Click here to play (sorry no pre-loader, but it’s only 1MB in size)
17th Jul 2009
While digging through a huge stack of old Atari ST disks I found one which contained a bunch of my first ever ST games and demos. Created with STOS these are extremely primitive pieces (even by the standards of the late 1980s!) but I found it amusing watching and playing them all the same.
My very first real game was called Octopod. It involved shooting octopus, which for no sane reason would drop a gold coin after they exploded in red meaty chunks. Shoot the coin and you got points. Don’t shoot the octopus fast enough and you lost a life. Playing the game back tonight I found it insanely hard! Either my reflexes are vastly reduced now, or it doesn’t run quite the same under emulation 😉
Eitherway I present you a video of Octopod (sans music, as Camtasia was being a dick re: recording inputs)

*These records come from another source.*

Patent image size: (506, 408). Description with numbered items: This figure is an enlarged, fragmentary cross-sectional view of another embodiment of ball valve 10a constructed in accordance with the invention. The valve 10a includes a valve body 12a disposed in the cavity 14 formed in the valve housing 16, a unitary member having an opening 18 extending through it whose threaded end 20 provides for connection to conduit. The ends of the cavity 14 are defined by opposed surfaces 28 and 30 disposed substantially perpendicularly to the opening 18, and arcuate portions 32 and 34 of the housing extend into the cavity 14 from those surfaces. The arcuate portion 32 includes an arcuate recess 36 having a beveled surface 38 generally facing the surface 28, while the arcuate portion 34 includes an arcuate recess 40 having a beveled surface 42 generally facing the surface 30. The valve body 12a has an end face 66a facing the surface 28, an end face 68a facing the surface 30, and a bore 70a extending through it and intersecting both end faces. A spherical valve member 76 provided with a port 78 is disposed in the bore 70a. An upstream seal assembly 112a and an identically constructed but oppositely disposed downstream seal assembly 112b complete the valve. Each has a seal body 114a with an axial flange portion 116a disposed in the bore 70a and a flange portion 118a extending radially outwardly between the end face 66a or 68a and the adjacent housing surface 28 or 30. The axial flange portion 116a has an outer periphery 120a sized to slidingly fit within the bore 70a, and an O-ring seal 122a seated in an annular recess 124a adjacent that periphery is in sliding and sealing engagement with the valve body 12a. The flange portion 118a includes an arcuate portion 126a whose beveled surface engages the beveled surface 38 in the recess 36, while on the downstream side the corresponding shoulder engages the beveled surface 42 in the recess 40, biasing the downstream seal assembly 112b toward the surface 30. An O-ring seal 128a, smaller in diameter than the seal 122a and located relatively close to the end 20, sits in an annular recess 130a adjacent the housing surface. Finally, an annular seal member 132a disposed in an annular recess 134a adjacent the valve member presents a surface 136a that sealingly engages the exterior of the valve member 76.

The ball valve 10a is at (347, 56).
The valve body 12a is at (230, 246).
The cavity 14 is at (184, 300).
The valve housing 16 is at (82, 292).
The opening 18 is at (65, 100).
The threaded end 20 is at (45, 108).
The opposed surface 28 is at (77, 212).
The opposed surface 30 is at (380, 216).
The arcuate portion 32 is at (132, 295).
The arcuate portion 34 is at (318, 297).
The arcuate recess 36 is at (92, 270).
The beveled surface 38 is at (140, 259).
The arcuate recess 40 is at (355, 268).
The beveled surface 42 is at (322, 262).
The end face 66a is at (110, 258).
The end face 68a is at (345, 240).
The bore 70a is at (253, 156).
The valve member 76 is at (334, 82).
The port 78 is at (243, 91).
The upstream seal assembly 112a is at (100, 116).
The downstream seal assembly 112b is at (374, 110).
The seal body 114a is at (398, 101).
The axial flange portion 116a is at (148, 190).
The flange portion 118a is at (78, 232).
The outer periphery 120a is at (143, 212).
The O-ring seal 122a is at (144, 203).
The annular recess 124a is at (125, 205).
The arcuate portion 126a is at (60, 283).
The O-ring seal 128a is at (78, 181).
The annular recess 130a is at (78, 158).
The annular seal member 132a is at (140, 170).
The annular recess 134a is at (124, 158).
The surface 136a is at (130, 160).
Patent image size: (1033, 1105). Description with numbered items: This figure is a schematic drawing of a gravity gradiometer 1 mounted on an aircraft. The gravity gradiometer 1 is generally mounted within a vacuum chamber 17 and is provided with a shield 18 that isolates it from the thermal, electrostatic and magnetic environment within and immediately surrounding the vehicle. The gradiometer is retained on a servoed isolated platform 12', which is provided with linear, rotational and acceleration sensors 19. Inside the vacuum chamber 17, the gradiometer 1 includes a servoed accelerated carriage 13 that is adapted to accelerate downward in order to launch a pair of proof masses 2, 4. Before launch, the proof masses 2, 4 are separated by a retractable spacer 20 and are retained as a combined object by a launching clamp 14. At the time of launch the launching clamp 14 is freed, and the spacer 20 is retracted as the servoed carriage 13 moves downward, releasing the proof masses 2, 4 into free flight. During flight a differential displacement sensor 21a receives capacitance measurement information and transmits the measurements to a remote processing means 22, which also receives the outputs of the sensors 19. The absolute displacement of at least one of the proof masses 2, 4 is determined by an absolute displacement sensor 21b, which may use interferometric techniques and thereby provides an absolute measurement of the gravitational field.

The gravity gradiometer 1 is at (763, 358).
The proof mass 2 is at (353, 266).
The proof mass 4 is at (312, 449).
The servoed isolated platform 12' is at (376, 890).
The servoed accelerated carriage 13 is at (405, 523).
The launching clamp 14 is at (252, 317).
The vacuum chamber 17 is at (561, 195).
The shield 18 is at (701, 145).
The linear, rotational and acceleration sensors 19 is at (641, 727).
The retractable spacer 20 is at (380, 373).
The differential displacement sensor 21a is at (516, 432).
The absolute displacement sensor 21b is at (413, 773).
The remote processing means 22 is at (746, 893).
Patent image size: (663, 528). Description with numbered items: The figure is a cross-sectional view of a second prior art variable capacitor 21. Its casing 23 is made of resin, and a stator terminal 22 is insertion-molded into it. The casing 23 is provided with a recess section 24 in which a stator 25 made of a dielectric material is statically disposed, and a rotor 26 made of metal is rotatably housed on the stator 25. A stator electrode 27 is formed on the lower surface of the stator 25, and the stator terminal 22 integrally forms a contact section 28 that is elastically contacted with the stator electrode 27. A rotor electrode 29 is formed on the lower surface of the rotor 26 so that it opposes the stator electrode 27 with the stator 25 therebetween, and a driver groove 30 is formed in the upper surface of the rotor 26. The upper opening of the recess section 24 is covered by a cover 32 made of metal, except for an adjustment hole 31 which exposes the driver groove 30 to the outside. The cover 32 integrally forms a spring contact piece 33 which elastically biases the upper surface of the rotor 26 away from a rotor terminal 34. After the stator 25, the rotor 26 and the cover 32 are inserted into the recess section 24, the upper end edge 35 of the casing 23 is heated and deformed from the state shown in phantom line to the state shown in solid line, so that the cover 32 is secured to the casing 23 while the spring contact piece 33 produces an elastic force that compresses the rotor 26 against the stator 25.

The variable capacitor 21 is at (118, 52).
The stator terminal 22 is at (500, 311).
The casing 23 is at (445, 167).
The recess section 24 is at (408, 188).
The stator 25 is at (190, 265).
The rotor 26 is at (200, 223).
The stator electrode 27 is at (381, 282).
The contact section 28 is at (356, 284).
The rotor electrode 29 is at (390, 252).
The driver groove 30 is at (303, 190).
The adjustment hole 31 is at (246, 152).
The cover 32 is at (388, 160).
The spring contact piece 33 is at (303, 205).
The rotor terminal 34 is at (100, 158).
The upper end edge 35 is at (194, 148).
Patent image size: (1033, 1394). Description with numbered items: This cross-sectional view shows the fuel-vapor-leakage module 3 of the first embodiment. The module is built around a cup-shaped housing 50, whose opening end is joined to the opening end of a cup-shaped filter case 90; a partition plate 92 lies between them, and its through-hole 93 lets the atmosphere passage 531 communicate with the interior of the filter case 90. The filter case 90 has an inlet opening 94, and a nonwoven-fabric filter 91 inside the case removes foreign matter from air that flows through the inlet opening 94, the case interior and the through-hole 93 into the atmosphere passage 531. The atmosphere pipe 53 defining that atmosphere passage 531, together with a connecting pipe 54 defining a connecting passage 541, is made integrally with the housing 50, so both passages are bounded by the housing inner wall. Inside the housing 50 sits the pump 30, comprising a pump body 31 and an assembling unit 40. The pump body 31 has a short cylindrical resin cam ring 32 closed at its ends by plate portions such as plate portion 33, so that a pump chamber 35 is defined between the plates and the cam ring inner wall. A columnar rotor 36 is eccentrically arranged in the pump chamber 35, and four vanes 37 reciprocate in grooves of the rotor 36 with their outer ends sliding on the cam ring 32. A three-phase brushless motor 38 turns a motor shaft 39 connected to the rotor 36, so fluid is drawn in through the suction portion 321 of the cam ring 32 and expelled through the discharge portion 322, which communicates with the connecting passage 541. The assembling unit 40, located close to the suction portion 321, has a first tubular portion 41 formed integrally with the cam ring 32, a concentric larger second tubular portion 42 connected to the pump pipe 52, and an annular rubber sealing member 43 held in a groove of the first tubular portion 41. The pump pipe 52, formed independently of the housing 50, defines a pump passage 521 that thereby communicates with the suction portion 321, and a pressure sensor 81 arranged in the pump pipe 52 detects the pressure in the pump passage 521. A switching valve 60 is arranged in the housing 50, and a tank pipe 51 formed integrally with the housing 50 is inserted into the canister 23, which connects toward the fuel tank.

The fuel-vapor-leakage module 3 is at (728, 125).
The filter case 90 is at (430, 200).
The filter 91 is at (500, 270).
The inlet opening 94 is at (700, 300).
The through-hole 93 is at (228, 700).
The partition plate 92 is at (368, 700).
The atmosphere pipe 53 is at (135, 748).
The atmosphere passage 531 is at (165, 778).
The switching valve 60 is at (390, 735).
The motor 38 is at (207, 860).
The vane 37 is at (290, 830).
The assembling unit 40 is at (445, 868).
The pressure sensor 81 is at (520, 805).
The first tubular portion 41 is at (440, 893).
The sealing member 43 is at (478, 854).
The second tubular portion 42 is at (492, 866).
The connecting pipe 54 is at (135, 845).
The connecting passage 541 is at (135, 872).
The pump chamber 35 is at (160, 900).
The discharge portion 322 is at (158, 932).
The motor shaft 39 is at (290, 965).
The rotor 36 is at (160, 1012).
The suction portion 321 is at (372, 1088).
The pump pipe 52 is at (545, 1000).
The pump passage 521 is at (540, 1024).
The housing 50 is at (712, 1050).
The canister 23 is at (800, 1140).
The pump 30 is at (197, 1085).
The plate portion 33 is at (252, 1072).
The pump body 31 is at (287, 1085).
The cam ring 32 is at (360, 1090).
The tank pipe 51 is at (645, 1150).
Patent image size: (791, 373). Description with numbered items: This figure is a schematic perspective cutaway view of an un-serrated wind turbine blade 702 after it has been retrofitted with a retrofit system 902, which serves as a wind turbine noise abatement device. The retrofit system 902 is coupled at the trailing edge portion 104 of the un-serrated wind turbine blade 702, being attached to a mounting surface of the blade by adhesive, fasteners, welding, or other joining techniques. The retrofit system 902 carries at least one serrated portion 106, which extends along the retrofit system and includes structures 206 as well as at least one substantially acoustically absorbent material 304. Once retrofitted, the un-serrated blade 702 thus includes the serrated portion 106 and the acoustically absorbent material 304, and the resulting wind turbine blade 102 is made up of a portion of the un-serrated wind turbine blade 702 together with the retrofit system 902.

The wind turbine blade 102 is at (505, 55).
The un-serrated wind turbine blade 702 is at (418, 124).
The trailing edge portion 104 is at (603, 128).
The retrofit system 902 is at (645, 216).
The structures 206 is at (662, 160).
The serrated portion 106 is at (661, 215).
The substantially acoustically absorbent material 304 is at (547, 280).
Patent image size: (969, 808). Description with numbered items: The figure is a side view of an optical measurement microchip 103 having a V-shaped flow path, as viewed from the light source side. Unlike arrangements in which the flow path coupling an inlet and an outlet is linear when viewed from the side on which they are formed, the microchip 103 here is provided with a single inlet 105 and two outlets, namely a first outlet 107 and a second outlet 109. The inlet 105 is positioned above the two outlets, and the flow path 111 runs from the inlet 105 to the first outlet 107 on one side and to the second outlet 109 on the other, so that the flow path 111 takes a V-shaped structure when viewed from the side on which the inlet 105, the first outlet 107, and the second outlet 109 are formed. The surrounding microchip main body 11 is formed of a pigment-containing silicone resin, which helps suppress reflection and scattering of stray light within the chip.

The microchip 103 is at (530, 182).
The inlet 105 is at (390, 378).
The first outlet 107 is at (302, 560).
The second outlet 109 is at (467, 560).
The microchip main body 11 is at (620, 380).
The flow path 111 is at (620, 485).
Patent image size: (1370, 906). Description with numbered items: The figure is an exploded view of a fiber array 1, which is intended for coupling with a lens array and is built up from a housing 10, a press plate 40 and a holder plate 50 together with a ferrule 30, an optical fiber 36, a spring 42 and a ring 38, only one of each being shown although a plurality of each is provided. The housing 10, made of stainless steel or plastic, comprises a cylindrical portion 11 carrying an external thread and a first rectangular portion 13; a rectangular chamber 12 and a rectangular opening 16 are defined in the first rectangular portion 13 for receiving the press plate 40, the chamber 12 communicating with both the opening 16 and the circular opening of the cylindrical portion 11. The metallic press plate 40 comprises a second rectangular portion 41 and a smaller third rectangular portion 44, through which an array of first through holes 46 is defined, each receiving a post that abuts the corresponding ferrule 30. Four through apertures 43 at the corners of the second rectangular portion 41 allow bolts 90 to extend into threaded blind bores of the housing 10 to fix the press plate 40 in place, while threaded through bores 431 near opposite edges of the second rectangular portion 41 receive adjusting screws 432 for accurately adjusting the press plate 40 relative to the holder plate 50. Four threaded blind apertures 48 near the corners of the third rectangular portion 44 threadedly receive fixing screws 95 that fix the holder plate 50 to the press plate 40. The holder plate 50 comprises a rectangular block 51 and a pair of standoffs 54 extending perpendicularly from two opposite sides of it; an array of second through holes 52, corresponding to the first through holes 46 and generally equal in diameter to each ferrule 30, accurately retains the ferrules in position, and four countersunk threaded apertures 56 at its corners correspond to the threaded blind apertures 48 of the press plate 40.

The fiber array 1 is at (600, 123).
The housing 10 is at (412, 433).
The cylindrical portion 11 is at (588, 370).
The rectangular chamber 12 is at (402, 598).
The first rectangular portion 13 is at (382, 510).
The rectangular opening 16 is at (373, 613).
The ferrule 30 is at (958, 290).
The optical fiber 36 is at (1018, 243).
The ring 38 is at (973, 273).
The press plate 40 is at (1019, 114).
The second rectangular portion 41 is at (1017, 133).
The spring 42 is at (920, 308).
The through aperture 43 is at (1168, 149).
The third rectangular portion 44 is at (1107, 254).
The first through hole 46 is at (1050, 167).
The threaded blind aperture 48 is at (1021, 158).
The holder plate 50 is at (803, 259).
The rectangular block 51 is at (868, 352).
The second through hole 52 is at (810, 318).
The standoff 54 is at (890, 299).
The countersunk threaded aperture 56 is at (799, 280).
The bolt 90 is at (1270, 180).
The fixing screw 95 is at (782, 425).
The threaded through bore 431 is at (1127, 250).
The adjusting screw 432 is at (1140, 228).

At the start you will see it’s inside the STOS editor. At the time this was a quite nice place to work, and reasonably well featured. You could have memory resident programs loaded into membanks, so you could switch between say the compiler or sprite editor at the press of a few keys. The block across the top is where you’d assign a sequence of key commands to function keys. The nasty salmon colour scheme is my fault, the default was white text on black. Remember back then most of us coded using TV sets, so this could be quite painful after extended periods of time!
I do a “list” at the start so you can view the source code and have a giggle. Oh and yes, you had to use line numbers! Only with AMOS on the Amiga did they drop that restriction. You can find out loads more about STOS at the STOS Time Tunnel web site.
I’m now considering re-coding it in Flash as part of the GYM Board 30 minute challenge
20th Nov 2008
Well I’m glad to say that after several months Abombinaball is finally out for the public to play! I put the development version on Flash Game License, eventually sold it to SpilGroup, had to translate it into 16 different languages (a hell of a lot of work) and it went live across the world today.
According to my tracking stats it’s going down well, SpilGroup certainly have a decent chunk of traffic. Sadly they got the SWF dimensions wrong when putting live, but I’ve emailed them and it’s being fixed now! So the high rating it currently has is despite the fact the graphics look a bit screwed!
Will keep an eye on play totals and report back how it goes in a few days.
I was pleased to see that Stickhead over at The Joy of Sticks blog (a superb Atari ST blog!) wrote a nice comparison of my version with the original including videos. You can read that here. Here’s a video of the game taken from YouTube (created by The Joy of Sticks):
Oh and Jeff/Steve if you’re reading this, you can now post about the little easter egg in it
You can play it on Agame.com or the translated versions at UK English, Netherlands, German, French, Spanish, Italian, Polish, Swedish, Portuguese, Russian, Turkish, Latin American, Brazilian, Indonesian and Malaysian.